I was here before. A year ago. I took photographs of the island, of vegetation that had dug in against the weather: black sedge and bayberry and sheep sorrel and sea blite. The island is not barren, but it is sere and bleak. It is granite, and everywhere there are ragged reefs that cut. To have lived on Smuttynose would have required a particular tenacity, and I imagine the people then as dug in against the elements, their roots set into the cracks of the rocks like the plants that still survive.
The house in which the two women were murdered burned in 1885, but when I was here a year ago, I photographed the footprint of the house, the marked perimeter. I got into a boat and took pictures of the whitened ledges of Smuttynose and the black-backed gulls that swept and rose above the island in search of fish only they could see. When I was herebefore, there were yellow roses and blackberries.

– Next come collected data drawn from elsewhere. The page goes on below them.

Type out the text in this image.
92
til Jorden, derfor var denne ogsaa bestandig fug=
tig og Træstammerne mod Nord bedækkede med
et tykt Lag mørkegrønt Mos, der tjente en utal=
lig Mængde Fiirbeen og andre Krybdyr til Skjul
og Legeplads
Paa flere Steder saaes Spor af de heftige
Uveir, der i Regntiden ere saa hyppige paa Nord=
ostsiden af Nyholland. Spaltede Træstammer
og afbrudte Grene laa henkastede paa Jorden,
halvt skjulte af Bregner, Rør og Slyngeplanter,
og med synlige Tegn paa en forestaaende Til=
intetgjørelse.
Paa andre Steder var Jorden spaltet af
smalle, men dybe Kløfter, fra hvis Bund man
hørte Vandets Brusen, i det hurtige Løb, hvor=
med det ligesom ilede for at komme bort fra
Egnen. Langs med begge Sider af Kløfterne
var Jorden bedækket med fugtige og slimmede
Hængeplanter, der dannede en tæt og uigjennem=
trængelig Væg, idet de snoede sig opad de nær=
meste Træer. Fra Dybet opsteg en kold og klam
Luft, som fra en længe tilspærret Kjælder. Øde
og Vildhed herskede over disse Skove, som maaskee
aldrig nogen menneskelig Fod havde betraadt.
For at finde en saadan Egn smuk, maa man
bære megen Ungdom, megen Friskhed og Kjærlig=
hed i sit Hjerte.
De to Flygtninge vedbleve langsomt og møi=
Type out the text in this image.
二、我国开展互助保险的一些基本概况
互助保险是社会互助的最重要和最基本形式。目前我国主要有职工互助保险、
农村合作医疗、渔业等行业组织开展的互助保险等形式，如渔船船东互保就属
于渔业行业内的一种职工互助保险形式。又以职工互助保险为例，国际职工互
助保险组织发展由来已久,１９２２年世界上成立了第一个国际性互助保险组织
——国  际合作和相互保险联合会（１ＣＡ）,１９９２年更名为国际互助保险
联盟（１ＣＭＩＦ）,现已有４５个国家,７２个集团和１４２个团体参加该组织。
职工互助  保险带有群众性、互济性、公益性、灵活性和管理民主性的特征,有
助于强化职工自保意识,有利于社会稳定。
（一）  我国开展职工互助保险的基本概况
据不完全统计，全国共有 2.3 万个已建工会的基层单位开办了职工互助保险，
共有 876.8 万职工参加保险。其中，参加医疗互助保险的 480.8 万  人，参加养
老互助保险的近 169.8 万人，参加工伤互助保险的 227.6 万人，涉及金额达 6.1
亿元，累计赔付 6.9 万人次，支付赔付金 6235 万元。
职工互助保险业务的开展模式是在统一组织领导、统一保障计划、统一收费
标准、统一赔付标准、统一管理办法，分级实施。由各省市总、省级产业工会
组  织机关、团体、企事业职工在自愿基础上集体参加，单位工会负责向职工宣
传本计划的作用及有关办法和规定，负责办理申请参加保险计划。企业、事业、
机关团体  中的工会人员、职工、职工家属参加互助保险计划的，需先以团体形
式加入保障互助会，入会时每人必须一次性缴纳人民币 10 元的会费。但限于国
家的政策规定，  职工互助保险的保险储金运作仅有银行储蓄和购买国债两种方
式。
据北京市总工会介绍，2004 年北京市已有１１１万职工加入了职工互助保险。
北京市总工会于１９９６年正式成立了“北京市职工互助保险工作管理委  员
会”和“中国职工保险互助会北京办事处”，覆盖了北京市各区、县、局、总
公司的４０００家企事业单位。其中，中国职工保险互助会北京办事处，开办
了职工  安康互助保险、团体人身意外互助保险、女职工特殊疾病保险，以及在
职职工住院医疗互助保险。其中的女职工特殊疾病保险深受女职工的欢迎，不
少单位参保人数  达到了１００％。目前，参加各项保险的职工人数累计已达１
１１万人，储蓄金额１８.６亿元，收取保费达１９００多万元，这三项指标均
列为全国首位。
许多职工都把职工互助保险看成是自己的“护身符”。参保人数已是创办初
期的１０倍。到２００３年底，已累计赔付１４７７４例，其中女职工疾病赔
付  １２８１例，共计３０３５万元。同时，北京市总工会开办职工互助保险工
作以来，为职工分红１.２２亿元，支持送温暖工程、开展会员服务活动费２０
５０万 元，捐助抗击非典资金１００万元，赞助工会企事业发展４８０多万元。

When I was here before, something awful was being assembled, but I didn't know it then.
I take my hand from the water and let the drops fall upon the papers in the carton, dampened already at the edges from the slosh. The pink light turns to violet.
Sometimes I think that if it were possible to tell a story often enough to make the hurt ease up, to make the words slide down my arms and away from me like water, I would tell that story a thousand times.